# Expected Value question.

#### c2q

##### New Member
Suppose that X, given Y = y, is distributed Gamma(α, y) and that the marginal distribution of Y is given by
1/Y~ Exponential(λ). Determine E(X).

For this question I'm using the theorem that states E(X) can be determined by E(E(X|Y)).

The distribution of X|Y is given by that gamma distribution listed above.
Thus E(X) can be determined by:

integral E(X|Y)Fy(y) dy

My problem is not knowing how to write Fy(y). It says the marginal distribution is written as 1/Y ~ Exp, how exactly do i write that? For example when it says

Y~Exp(lamda), that means the distribution of Y can be written as:

lamda(e)^(-lamda)(y)

so how would Fy(y) be written in this case?

Thanks.

#### c2q

##### New Member
One more note. I got a really strange answer and I'm not sure if I'm doing it right. As i said,

E(X) = integral E(X|Y=y)Fy(y)

So in order to find E(X|Y) this is what i did

E(X|Y) = integral x fx|y(x|y) dx

now i used integration by parts here, and set dv to fx|y(x|y) dx, that means that v would be 1 since that is a gamma function and would integrate to 1 wouldn't it?
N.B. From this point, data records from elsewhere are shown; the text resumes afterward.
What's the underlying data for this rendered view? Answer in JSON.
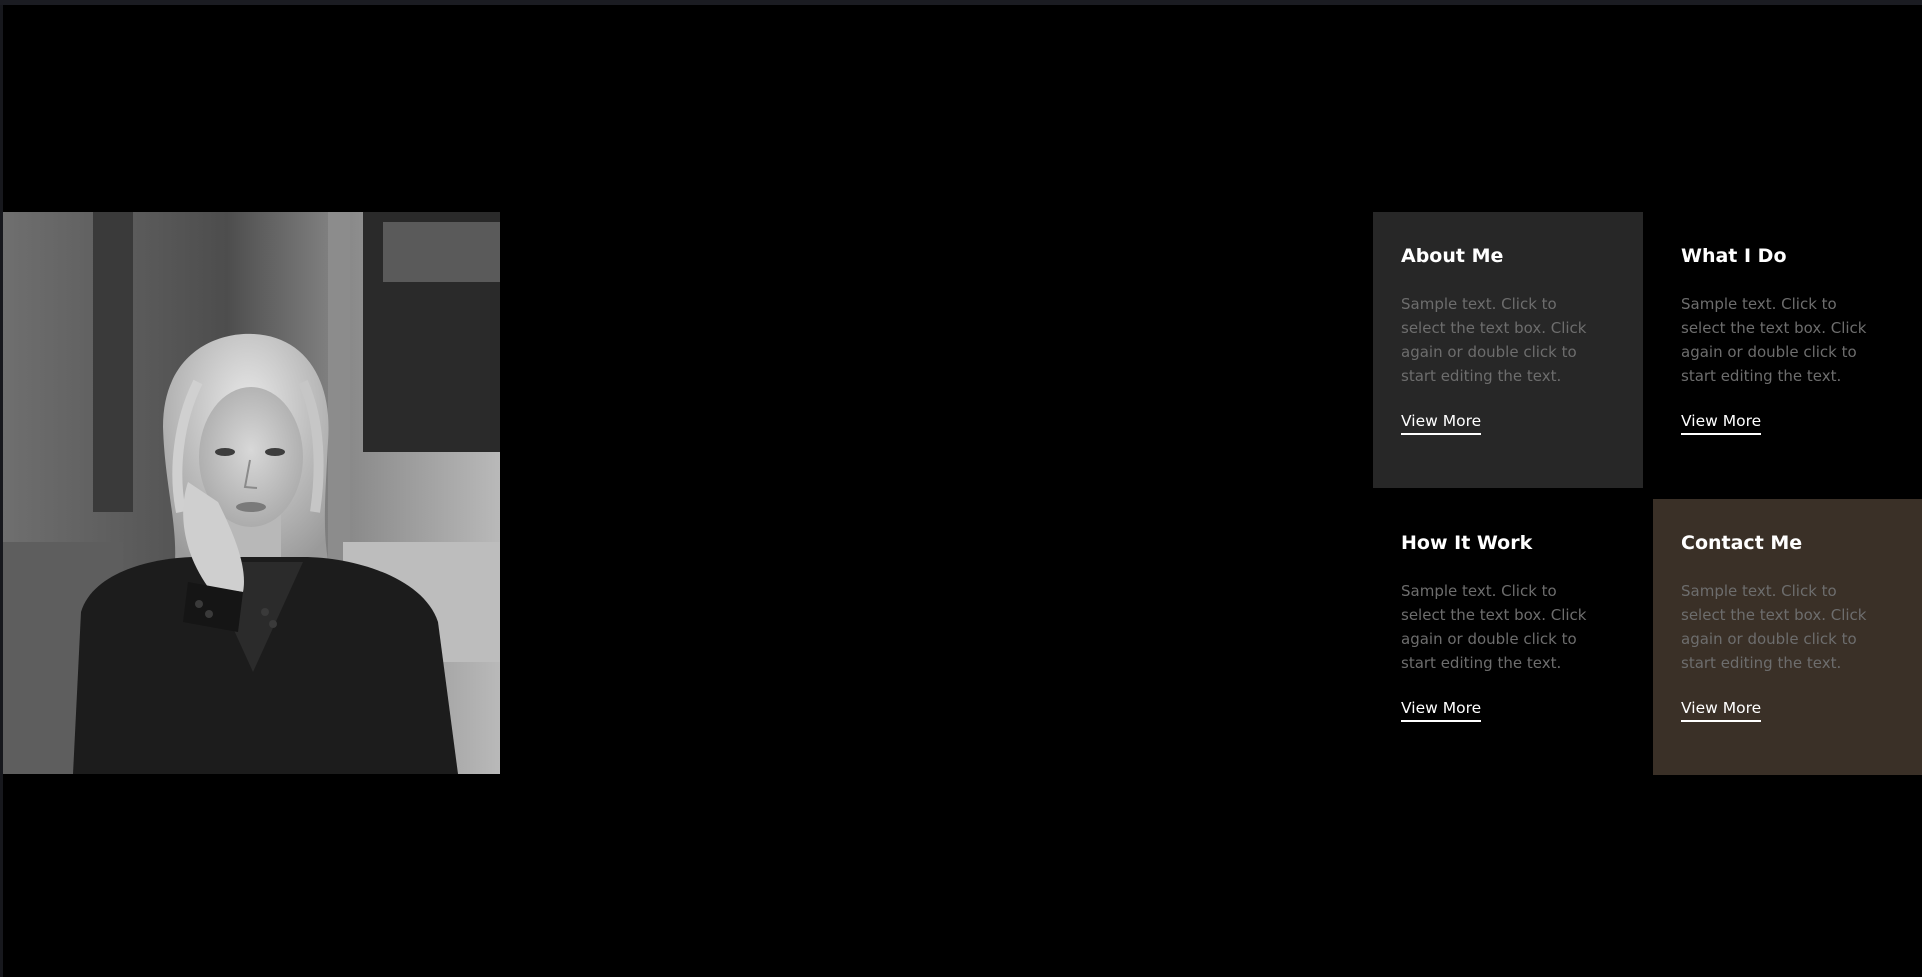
{
  "photo": {
    "alt": "",
    "tone": "grayscale"
  },
  "cards": [
    {
      "title": "About Me",
      "text": "Sample text. Click to select the text box. Click again or double click to start editing the text.",
      "link": "View More",
      "background": "#272727"
    },
    {
      "title": "What I Do",
      "text": "Sample text. Click to select the text box. Click again or double click to start editing the text.",
      "link": "View More",
      "background": "#000000"
    },
    {
      "title": "How It Work",
      "text": "Sample text. Click to select the text box. Click again or double click to start editing the text.",
      "link": "View More",
      "background": "#000000"
    },
    {
      "title": "Contact Me",
      "text": "Sample text. Click to select the text box. Click again or double click to start editing the text.",
      "link": "View More",
      "background": "#3a3027"
    }
  ],
  "colors": {
    "page_background": "#000000",
    "title": "#ffffff",
    "body_text": "#6d6d6d",
    "link": "#ffffff"
  }
}
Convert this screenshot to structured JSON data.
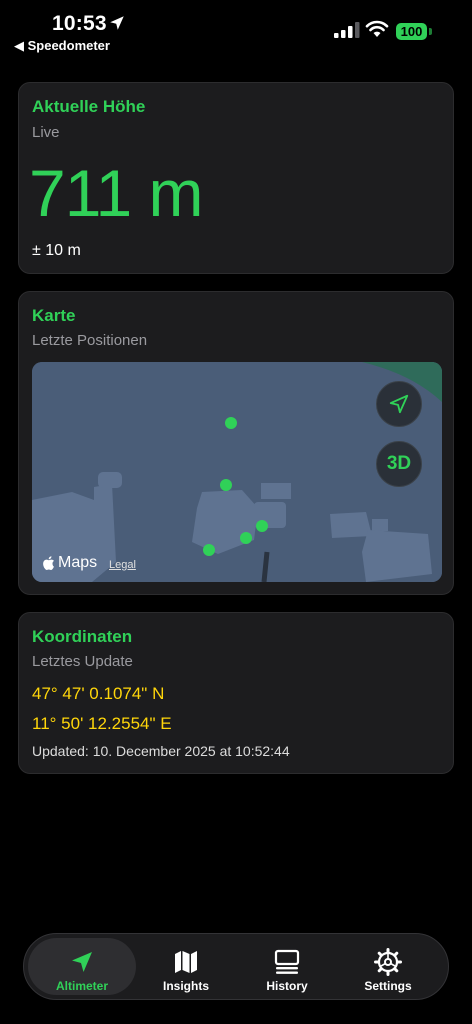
{
  "status_bar": {
    "time": "10:53",
    "back_label": "◀ Speedometer",
    "battery": "100"
  },
  "altitude_card": {
    "title": "Aktuelle Höhe",
    "subtitle": "Live",
    "value": "711 m",
    "accuracy": "± 10 m"
  },
  "map_card": {
    "title": "Karte",
    "subtitle": "Letzte Positionen",
    "btn_3d": "3D",
    "maps_label": "Maps",
    "legal": "Legal"
  },
  "coords_card": {
    "title": "Koordinaten",
    "subtitle": "Letztes Update",
    "latitude": "47° 47' 0.1074\" N",
    "longitude": "11° 50' 12.2554\" E",
    "updated": "Updated: 10. December 2025 at 10:52:44"
  },
  "tabs": [
    {
      "label": "Altimeter",
      "icon": "location-arrow-icon",
      "active": true
    },
    {
      "label": "Insights",
      "icon": "map-icon",
      "active": false
    },
    {
      "label": "History",
      "icon": "history-icon",
      "active": false
    },
    {
      "label": "Settings",
      "icon": "gear-icon",
      "active": false
    }
  ],
  "colors": {
    "accent_green": "#30d158",
    "coordinate_yellow": "#ffd60a",
    "card_background": "#1c1c1e",
    "map_water": "#4a5d78"
  }
}
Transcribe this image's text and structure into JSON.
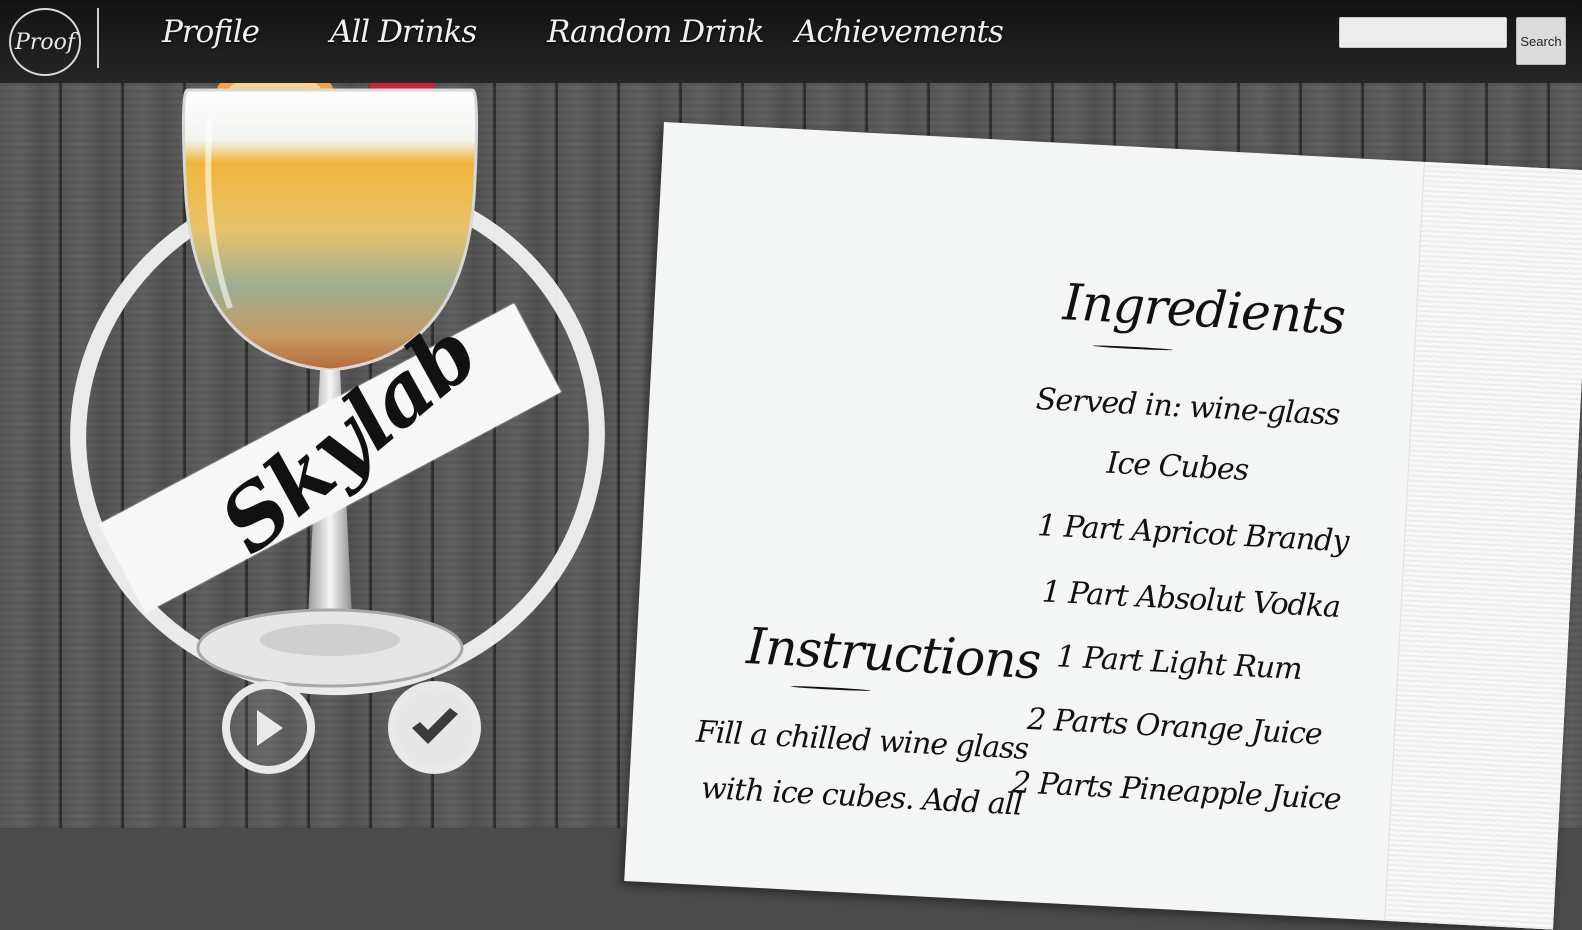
{
  "nav": {
    "logo_text": "Proof",
    "links": [
      "Profile",
      "All Drinks",
      "Random Drink",
      "Achievements"
    ],
    "search_placeholder": "",
    "search_button": "Search"
  },
  "drink": {
    "name": "Skylab",
    "play_icon": "play-icon",
    "check_icon": "check-icon"
  },
  "ingredients": {
    "heading": "Ingredients",
    "items": [
      "Served in: wine-glass",
      "Ice Cubes",
      "1 Part Apricot Brandy",
      "1 Part Absolut Vodka",
      "1 Part Light Rum",
      "2 Parts Orange Juice",
      "2 Parts Pineapple Juice"
    ]
  },
  "instructions": {
    "heading": "Instructions",
    "lines": [
      "Fill a chilled wine glass",
      "with ice cubes. Add all"
    ]
  }
}
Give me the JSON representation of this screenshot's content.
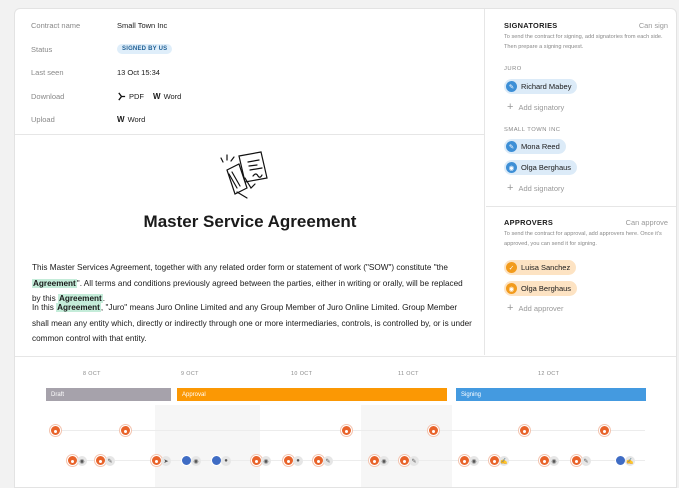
{
  "meta": {
    "rows": [
      {
        "key": "Contract name",
        "value": "Small Town Inc"
      },
      {
        "key": "Status",
        "value": "SIGNED BY US"
      },
      {
        "key": "Last seen",
        "value": "13 Oct 15:34"
      },
      {
        "key": "Download",
        "value": ""
      },
      {
        "key": "Upload",
        "value": ""
      }
    ],
    "download": [
      {
        "icon": "pdf-icon",
        "label": "PDF"
      },
      {
        "icon": "word-icon",
        "label": "Word"
      }
    ],
    "upload": [
      {
        "icon": "word-icon",
        "label": "Word"
      }
    ]
  },
  "document": {
    "title": "Master Service Agreement",
    "para1": {
      "t1": "This Master Services Agreement, together with any related order form or statement of work (\"SOW\") constitute \"the ",
      "h1": "Agreement",
      "t2": "\". All terms and conditions previously agreed between the parties, either in writing or orally, will be replaced by this ",
      "h2": "Agreement",
      "t3": "."
    },
    "para2": {
      "t1": "In this ",
      "h1": "Agreement",
      "t2": ", \"Juro\" means Juro Online Limited and any Group Member of Juro Online Limited. Group Member shall mean any entity which, directly or indirectly through one or more intermediaries, controls, is controlled by, or is under common control with that entity."
    }
  },
  "signatories": {
    "title": "SIGNATORIES",
    "status": "Can sign",
    "hint": "To send the contract for signing, add signatories from each side. Then prepare a signing request.",
    "groups": [
      {
        "name": "JURO",
        "people": [
          "Richard Mabey"
        ],
        "add_label": "Add signatory"
      },
      {
        "name": "SMALL TOWN INC",
        "people": [
          "Mona Reed",
          "Olga Berghaus"
        ],
        "add_label": "Add signatory"
      }
    ]
  },
  "approvers": {
    "title": "APPROVERS",
    "status": "Can approve",
    "hint": "To send the contract for approval, add approvers here. Once it's approved, you can send it for signing.",
    "people": [
      "Luisa Sanchez",
      "Olga Berghaus"
    ],
    "add_label": "Add approver"
  },
  "timeline": {
    "ticks": [
      "8 OCT",
      "9 OCT",
      "10 OCT",
      "11 OCT",
      "12 OCT"
    ],
    "phases": [
      {
        "label": "Draft",
        "color": "#a6a2ab"
      },
      {
        "label": "Approval",
        "color": "#fb9804"
      },
      {
        "label": "Signing",
        "color": "#449ae0"
      }
    ]
  },
  "colors": {
    "highlight": "#c4ecd9",
    "fox": "#e8632a"
  }
}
in which case u = x and du = dx

After simplifying i get E(X|Y) as...0 which results in E(X) = 0 as well...

#### Dason

##### Ambassador to the humans
Question: What is the expected value of a Gamma($$\alpha, \beta$$)? Because to get E[X|Y] all you are looking for is the expected value of a Gamma(a, y). IE in your formula for the expected value of a gamma plug in a for $$\alpha$$ and y for $$\beta$$.

Also there is a very nice little formula for E[$$X^v$$] when X ~ Gamma(a,b). Have you learned anything along those lines?